Статья была перепечатана всеми газетами. Поднялась волна слухов; за комментариями журналисты обратились к министру иностранных дел Валленбергу.
— Доктор Хедин перед своим отъездом в Германию уверил меня в том, что придерживается политики нейтралитета, — сказал Валленберг. — Его поездка целиком и полностью носит частный характер и предпринимается для того, чтобы ознакомиться с боевыми действиями, что необходимо для его книги, которая, вероятно, выйдет из печати к Рождеству.
Хедина, похоже, все это не очень интересовало. Он ездил вдоль линии Западного фронта, вооруженный блокнотом для зарисовок, фотокамерой и записной книжкой. Он побывал в госпиталях, интервьюировал французских военнопленных, разговаривал с людьми в занятой немцами Северной Франции, повидал разрушенные войной города и деревни, разговаривал с немецкими офицерами, попадал под артиллерийский и минометный обстрел, вникал в то, что такое окопная война, и съездил в оккупированную Бельгию.
Во всем, что Свен видел, он замечал немецкое превосходство-в организации, оружии, обучении солдат, мотивации и даже в полевой форме.
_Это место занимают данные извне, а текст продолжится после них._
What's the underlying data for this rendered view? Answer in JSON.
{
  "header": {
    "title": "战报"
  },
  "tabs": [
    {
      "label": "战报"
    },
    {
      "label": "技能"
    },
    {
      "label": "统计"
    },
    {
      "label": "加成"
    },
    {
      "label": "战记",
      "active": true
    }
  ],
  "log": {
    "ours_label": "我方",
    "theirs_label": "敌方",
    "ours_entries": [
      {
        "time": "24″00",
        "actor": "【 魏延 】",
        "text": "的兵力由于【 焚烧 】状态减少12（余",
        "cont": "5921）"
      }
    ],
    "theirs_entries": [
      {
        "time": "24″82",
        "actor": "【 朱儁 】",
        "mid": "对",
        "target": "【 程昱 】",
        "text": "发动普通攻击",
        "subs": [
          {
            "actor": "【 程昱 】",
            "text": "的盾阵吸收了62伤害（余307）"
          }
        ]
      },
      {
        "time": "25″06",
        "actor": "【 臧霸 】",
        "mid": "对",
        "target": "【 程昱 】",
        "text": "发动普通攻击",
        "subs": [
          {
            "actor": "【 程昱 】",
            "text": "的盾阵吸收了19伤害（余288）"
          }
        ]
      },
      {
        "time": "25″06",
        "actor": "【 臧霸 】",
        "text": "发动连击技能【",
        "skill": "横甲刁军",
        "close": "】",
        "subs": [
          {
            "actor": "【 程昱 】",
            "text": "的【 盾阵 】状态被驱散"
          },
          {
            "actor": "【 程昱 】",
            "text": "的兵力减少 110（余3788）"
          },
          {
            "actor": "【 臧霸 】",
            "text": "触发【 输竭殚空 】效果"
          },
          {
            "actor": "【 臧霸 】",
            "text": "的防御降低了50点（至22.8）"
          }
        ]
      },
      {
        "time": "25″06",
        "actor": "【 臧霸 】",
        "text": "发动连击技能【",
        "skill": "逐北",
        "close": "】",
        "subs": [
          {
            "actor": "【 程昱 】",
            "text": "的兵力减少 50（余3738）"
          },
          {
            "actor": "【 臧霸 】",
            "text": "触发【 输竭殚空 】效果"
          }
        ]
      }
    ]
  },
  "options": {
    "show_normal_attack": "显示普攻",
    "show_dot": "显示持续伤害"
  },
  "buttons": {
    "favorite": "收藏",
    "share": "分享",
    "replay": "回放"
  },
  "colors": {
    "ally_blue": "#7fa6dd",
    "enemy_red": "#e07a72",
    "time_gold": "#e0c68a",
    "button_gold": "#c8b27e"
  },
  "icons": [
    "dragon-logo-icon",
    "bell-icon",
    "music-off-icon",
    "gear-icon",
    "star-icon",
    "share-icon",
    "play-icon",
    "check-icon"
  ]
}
Немецкая была серой, малозаметной, а французские солдаты по-прежнему были в старых мундирах: синий китель и ярко-красные бриджи.
Еще до отъезда из дома Хедин был уверен в том, что Германия победит в войне. И эта убежденность лишь укрепилась, когда ему довелось увидеть немецкую военную машину в действии. Для Германии он был просто идеальным фронтовым репортером.
В середине октября три шведские газеты одновременно опубликовали текст, который представлялся как частное письмо от Свена Хедина другу в Швеции. Письмо, которое было не более приватным, чем и сам «друг», которым оказался редактор «Афтонбладет» Сольман, вызвало заметную реакцию как в Швеции, так и за границей, особенно во Франции.
Оценка была не особо лестной для Хедина. Шведская «Блекингё лэнс тиднинген» («Краевая газета Блекингё») заметила: «Это письмо писал не швед, его писал немец».
Хедин взваливал всю ответственность за войну на государства Антанты. «Германия никогда бы не тронула ни одну деревню на французской земле и никогда бы не послала ни одну пулю через границу, если бы ее не принудили к этому против ее воли», — писал он. Утверждения газет о том, что немцы обращаются с французскими военнопленными жестоко, он полностью отвергал. «Я своей честью клянусь в том, что эти утверждения ложь. За линией огня жизни французов ничего не угрожает, насколько это в человеческих силах».